True Food developed new measures since the virus’ outbreak, incorporating best practices from its other restaurants across the country. It is partnering with Ecolab – a provider of water, hygiene and infection prevention strategies – on new certification for keeping customers and employees safe, Barone said.

Landlord support

Landlord support is key, especially amid a pandemic, experts say. Simon Properties, for instance, houses other True Food Restaurants, and “early in our growth recognized how different our concept was,” Barone said. The landlord “helped us open the right way – we had some time to adjust.”

It helps, she added, that leases are “10 to 20-year partnerships, and that Simon was “very thoughtful in understanding our partnership is for the long term.”

Del Lima said he’s “very lucky when it comes to the landlord. I think he has seen the passion and investment that has gone into Hooks & Chops and understands that we are in this for the long haul and plan to expand and open more Hooks & Chops in the near future.”


Even with landlord support, new restaurants must get the word out that they are open for business.

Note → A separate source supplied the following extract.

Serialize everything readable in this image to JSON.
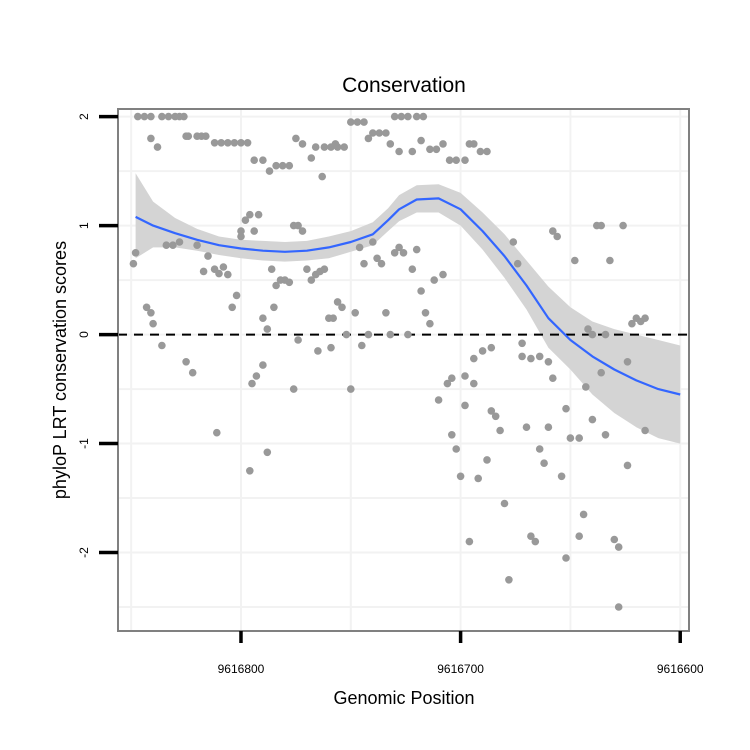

Dickey’s Barbecue Pit, a new franchise concept in Centereach, is giving away free barbecue for a year through Facebook campaign.

Hooks & Chops’ Facebook page “already has 800 followers and we aren’t even open yet,” Del Lima said, adding that “feedback from the community in general has been so positive and exciting.”

And influencers began flooding social media platforms about True Food during its soft opening.

Proof that even with star power and safety measures, old-fashion buzz and wowing customers still very much matter.